Tony Jones: Fresh faces benefit college football
The golden age of college football wasn't really that long ago. You know, the days when freshman quarterbacks were seen and never heard from. At least not on a national contender.
Most remember how the story went. Want to be a quarterback, son? Well go on and redshirt for a season, learn the playbook, learn the offense and sit behind an upperclassman for another two seasons. As a quarterback, you used to run the risk of being in a program four years before you saw the field.
Anyone watching a television this season knows that isn't the case anymore.
This column first takes you to Oregon, where Marcus Mariota looks poised and confident while running the Ducks' offense. Yes, DeAnthony Thomas cures a lot of ills. But Oregon coach Chip Kelly is on record saying Mariota is the most poised quarterback that he's ever coached.
How about Notre Dame, where the fighting Irish are pushing toward a berth in the national title game with Everett Golson leading the way. On Saturday, he scored the game-tying touchdown against Pitt. Two weeks ago, he impressed a national audience by torching Oklahoma's secondary.
It's trending locally, too. Utah has Travis Wilson. BYU had Taysom Hill. Utah State's Chuckie Keeton nearly led the Aggies to a monumental upset on the road in his very first collegiate start.
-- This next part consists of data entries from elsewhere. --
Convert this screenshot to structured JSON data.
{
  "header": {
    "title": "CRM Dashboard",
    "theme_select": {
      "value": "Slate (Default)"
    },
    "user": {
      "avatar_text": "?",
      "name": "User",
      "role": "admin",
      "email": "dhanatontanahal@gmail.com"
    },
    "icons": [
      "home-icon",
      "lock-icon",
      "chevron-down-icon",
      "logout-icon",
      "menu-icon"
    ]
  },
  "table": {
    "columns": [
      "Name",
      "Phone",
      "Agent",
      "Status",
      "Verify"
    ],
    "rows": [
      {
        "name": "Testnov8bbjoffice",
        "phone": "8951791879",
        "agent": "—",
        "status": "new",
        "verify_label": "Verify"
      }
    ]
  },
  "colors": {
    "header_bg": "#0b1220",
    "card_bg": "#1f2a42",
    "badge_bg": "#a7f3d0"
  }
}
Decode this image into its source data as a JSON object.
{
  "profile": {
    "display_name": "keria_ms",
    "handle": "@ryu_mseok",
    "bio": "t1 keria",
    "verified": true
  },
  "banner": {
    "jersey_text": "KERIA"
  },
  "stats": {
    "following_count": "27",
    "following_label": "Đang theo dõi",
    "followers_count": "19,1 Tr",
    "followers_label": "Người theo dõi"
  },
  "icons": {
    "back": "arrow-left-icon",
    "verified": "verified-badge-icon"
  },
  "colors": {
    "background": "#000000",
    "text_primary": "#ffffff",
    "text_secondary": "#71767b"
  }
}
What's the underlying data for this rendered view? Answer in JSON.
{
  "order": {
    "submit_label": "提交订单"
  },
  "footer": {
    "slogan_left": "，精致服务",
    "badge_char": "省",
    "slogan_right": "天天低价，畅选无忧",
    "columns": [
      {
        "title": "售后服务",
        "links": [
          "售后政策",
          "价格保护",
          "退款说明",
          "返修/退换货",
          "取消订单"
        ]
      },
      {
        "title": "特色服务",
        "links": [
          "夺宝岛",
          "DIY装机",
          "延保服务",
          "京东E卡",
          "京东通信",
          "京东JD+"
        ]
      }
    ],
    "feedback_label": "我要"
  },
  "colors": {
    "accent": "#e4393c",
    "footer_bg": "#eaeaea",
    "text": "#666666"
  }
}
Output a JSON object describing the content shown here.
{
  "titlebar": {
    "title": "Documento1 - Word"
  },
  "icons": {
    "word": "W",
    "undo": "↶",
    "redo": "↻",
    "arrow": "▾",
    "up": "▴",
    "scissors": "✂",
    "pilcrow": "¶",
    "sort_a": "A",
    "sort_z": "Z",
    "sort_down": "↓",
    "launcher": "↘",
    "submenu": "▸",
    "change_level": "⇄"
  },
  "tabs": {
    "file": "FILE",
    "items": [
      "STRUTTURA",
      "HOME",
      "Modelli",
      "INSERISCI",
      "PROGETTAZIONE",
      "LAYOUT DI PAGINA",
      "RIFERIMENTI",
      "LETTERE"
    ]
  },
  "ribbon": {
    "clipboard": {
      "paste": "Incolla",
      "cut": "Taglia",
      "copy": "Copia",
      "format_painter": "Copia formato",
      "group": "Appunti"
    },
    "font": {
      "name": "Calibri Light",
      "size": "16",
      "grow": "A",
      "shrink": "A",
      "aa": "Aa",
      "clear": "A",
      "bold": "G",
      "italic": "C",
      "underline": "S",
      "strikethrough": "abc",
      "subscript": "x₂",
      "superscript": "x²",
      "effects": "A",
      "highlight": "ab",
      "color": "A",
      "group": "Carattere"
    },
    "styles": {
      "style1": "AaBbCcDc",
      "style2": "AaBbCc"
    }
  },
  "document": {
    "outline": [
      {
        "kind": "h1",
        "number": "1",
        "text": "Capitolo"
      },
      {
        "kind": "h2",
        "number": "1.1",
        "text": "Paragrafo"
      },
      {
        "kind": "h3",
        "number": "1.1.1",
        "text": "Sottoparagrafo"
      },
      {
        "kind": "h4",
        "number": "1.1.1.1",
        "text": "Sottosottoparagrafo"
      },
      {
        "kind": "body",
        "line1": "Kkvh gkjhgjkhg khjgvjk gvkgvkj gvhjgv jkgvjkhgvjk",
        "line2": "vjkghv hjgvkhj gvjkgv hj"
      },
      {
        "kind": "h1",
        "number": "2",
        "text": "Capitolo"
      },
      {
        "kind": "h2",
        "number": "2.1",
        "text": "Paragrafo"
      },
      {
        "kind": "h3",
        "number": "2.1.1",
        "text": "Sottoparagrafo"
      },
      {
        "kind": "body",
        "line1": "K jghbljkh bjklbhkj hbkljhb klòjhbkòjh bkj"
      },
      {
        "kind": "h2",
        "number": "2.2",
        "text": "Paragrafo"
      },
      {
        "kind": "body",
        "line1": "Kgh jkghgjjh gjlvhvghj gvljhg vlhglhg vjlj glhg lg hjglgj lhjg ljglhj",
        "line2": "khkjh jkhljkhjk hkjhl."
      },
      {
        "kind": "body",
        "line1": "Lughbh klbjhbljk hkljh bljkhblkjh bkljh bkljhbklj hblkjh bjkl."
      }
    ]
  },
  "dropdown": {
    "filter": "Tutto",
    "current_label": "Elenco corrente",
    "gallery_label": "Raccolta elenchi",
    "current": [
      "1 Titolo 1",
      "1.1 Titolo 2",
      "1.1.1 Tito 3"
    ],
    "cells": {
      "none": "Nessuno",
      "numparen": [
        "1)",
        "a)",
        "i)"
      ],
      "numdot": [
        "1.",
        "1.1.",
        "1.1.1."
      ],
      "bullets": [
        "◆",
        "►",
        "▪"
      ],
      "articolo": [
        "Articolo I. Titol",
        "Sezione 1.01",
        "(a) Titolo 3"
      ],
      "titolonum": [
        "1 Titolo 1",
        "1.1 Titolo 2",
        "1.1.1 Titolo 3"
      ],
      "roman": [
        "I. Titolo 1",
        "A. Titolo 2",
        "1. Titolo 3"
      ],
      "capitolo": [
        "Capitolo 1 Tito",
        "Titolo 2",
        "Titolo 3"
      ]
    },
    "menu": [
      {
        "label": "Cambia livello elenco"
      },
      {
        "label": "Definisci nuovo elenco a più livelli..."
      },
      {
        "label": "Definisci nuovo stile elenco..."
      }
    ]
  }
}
As time progresses, so does technology. Guys enter college more ready to compete. They are stronger. The explosion of elite summer camps at the high school level yields more players being physically and mentally ready to compete.
Not only that, recruits expect to play early when they commit to a school, and coaches are coming under fire for not doing so.
Rick Nueheisel's refusal to play a freshman named Brett Hundley last season went a long way toward his demise as UCLA's head coach. Hundley, now a redshirt freshman, has been one of the best quarterbacks in the Pac-12 in 2012.
College football fans should enjoy the rest of the season, and the excitement the quarterbacks are bringing. The youngsters are breaking stereotypes by the game. And some of the best teams in the country are benefitting.